Knowing how to change a tire is a skill that will probably come in handy at some point in your life. Plus, it can save you a bunch of time instead of waiting for roadside assistance. It’s good to be prepared for a tire to blow because it can happen any time, anywhere.
If you want to be prepared for a quick roadside tire change, yet don’t know how to quite go about it – check out this step by step guide that will get you back on the road in no time.
You need to know if your car has a spare tire or a “fix-a-flat” kit. Newer cars don’t usually comes with a spare tire, so check to make sure you have one. If you don’t? Get one and put it in the back. Most cars have hidden lift space on the floor bed of the trunk.
When you have a spare, it’s wise to check it every so often. Tires can slowly let out air and what a spare tire good for if it’s flat? So, check the air pressure and condition of it before road trips or longer drives. If you find yourself blowing out a tire at the most convenient time (isn’t that how life works?) at night, then you’ll also want to have a flashlight/headlamp, tire gauge and some paper towels (you’ll get dirty). Don’t expect to come out looking brand-spanking-clean… you might have a little dirt to show for your recent roadside adventure.
It may not be easy to get to an ideal spot for changing a tire safely. However, what you’re looking for is a level, hard surface (gravel would hurt), with ample room between the road and the car. If you can’t find that, don’t drive a mile on your rim, or you can expect to pay for a new wheel, too. It’s very important to put on your hazard lights while finding your spot to stop. This lets other drivers know that you’re in some trouble and to go around you. Once you find your spot, put on your parking brake.
If you’re checking your tire and tools before long road trips, this won’t be as big of a deal, because you’ll know that you have everything you need. However, once you know all the tools are there, and the tire is filled properly – you can begin. Wondering what tools you may need?
You’ll want to start by chocking the wheel opposite the side of the car you’re going to jack up. A piece of wood or rock on the side of the road would do if you don’t carry an actual wheel chock in your car. This makes sure the car doesn’t roll anywhere once you have it in the air. If there’s a second person with you, have them be the spotter at this point. Changing a tire on the highway isn’t the safest thing to do, and having someone looking out for you can help save you from a huge issue.

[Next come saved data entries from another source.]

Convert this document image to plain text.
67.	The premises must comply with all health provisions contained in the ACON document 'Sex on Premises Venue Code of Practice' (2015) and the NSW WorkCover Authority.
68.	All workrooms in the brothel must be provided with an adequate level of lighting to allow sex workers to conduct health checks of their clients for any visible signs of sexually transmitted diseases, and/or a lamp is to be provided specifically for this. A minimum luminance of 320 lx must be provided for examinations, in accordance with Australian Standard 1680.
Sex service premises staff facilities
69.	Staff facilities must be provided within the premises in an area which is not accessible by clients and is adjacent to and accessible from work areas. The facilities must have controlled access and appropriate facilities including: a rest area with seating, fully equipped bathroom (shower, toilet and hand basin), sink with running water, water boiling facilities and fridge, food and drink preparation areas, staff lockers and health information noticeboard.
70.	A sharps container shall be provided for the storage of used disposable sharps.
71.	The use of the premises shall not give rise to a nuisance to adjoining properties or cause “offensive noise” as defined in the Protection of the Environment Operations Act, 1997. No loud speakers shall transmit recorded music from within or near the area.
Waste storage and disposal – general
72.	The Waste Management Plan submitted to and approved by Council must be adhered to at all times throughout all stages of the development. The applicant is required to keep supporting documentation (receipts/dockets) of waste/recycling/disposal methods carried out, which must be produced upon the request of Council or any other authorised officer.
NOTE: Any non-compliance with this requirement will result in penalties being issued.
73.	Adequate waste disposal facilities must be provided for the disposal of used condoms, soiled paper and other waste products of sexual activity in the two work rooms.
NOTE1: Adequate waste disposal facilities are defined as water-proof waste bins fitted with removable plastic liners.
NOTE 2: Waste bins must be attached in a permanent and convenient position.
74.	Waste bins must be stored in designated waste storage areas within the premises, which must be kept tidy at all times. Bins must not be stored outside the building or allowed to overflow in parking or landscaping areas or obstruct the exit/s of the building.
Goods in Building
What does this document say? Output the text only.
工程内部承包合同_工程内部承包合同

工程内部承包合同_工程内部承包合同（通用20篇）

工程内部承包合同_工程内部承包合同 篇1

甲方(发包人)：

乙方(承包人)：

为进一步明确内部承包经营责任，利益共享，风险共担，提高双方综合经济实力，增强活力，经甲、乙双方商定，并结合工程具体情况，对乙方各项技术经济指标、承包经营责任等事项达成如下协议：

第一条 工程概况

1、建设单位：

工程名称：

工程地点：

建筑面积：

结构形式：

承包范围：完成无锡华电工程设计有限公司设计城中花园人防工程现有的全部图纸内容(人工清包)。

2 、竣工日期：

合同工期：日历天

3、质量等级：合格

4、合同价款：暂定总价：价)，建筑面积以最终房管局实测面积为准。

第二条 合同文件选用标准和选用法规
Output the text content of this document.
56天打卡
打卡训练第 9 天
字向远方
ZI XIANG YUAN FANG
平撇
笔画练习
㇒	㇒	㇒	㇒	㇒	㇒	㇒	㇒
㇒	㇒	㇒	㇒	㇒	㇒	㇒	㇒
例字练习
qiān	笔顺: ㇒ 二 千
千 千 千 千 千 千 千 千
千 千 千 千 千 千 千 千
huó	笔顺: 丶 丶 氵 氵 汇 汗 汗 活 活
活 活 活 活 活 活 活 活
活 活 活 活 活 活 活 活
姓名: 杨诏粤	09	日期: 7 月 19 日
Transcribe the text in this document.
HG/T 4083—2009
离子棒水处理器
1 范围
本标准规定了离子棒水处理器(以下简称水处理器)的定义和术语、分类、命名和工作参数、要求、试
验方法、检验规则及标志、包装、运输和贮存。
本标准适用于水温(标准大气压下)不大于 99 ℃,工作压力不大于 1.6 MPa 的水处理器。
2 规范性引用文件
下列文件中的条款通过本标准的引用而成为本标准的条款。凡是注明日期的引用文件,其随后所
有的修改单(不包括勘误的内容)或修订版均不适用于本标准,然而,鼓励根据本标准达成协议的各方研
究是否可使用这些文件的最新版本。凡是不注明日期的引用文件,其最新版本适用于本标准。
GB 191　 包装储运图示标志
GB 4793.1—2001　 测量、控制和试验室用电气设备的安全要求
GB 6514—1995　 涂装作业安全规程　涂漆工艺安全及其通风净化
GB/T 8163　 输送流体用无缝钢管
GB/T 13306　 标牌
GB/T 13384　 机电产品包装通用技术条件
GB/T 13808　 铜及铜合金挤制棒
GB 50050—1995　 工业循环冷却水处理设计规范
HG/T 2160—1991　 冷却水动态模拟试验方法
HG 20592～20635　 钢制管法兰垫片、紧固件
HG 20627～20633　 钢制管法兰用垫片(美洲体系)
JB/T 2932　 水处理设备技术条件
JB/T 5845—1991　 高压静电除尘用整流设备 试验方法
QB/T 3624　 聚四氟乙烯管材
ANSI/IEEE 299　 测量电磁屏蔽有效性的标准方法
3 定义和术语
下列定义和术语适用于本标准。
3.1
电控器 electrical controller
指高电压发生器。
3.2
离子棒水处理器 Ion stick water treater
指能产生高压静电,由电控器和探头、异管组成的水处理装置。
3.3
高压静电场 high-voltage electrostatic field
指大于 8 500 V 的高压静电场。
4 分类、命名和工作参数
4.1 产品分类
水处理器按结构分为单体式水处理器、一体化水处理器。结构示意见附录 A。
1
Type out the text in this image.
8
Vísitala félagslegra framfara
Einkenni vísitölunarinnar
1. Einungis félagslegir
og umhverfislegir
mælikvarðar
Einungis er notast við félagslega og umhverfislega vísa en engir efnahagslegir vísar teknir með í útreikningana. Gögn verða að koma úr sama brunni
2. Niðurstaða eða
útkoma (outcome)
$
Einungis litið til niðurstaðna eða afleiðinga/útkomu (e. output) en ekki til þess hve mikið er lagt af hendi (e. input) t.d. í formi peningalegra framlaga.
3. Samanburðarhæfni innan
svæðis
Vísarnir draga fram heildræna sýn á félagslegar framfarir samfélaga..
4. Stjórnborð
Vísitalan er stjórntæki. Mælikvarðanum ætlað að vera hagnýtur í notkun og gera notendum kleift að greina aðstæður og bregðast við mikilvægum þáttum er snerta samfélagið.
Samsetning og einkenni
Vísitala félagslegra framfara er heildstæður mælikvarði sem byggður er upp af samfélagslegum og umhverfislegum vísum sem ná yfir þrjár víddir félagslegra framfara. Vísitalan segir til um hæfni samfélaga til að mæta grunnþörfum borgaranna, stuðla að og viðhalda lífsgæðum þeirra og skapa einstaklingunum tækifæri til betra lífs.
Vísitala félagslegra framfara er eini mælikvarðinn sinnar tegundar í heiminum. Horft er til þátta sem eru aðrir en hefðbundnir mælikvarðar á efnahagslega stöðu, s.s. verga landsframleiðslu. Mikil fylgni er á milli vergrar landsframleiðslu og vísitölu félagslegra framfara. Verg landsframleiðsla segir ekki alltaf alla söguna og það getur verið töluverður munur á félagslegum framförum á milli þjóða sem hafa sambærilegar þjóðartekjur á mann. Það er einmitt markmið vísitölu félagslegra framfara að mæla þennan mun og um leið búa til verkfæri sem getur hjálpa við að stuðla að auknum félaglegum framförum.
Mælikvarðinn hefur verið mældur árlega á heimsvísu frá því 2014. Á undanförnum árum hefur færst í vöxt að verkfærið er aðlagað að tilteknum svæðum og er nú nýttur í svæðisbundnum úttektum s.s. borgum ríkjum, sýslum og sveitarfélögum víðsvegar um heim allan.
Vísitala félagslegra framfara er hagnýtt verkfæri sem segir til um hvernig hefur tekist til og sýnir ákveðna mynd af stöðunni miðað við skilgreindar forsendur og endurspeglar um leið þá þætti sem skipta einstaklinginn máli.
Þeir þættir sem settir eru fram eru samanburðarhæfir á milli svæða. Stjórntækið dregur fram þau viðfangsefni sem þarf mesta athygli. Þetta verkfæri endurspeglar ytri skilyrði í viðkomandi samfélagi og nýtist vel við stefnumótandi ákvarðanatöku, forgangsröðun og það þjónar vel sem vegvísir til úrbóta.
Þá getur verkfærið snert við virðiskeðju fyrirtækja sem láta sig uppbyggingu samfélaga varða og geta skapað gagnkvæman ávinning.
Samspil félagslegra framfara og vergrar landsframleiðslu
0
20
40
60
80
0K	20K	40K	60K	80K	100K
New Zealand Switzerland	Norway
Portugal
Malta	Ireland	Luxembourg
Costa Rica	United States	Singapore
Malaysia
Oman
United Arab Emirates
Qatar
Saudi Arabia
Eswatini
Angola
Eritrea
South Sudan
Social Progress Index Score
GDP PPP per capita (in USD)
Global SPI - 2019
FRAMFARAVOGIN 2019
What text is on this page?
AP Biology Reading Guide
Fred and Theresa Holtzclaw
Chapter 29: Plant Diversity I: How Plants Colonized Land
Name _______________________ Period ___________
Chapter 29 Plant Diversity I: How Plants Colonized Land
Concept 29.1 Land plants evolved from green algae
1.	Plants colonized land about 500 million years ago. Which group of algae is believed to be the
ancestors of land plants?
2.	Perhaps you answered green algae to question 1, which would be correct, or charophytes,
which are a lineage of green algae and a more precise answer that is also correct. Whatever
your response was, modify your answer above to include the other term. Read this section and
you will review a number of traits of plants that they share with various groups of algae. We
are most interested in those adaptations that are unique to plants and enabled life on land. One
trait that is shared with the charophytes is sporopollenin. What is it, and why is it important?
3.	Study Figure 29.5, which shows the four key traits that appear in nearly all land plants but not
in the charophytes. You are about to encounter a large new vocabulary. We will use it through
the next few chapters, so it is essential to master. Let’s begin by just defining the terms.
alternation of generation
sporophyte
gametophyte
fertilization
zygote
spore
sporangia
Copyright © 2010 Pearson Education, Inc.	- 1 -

At this point, if you have a floor mat, put it down and grab your lug wrench. You may need to pry off a lug nut cover, but most of the time you can just get started. Loosen, but don’t remove all the lug nuts. You may need a lug key adapter for one or all of the lugs depending on your vehicle.
Next, you will want to find the jack point under the car by the wheel you’re taking off. Position the jack to where the jack handle points out then crank it up clockwise with the jack handle.
Once you see the light between the ground and the tire, you’ll know the tire is high enough off of the ground to take the tire off.
The lug nuts will by loosened at this point, and you’ll want to take them off the rest of the way and put them somewhere safe where they won’t roll away. Next, remove the wheel from the car – it should come right off. But a few well-placed kicks to the sidewall from the right angle can break it free if it’s being stubborn. Bring the wheel back behind your car out of the way after taking it off.
Grab your spare from wherever it might be. For most cars and SUVs, it will be under the loading door. Trucks might have it suspended under the bed, but wherever it is, there is most likely a center nut holding it in place you’ll have to screw off to get it out.
Line up the studs and holes then shove the wheel on. Put all of the lugs back on. You want these finger tight, but don’t take a wrench to it yet. Once the wheel is on properly, it’s time to get the car on the ground.
Turn the jack handle the opposite direction to slowly lower the car back to the ground. Once it’s settled, you can get the jack out from under the car and grab your lug wrench again.
This is one of the most important parts of the entire process. You want to tighten all of the lugs down nice and tight. Tighten them in a crisscross pattern, going across not in a circle when you change the lug you’re wrenching on. Repeat to make sure you have them on as tight as possible.
Nice job! Gather up your tools and put them in the trunk. Keep in mind, these spare tires are only rated for a max speed of 50-55 mph. You don’t want to cause another blow out, so drive carefully. Your next step is to get a new tire ASAP.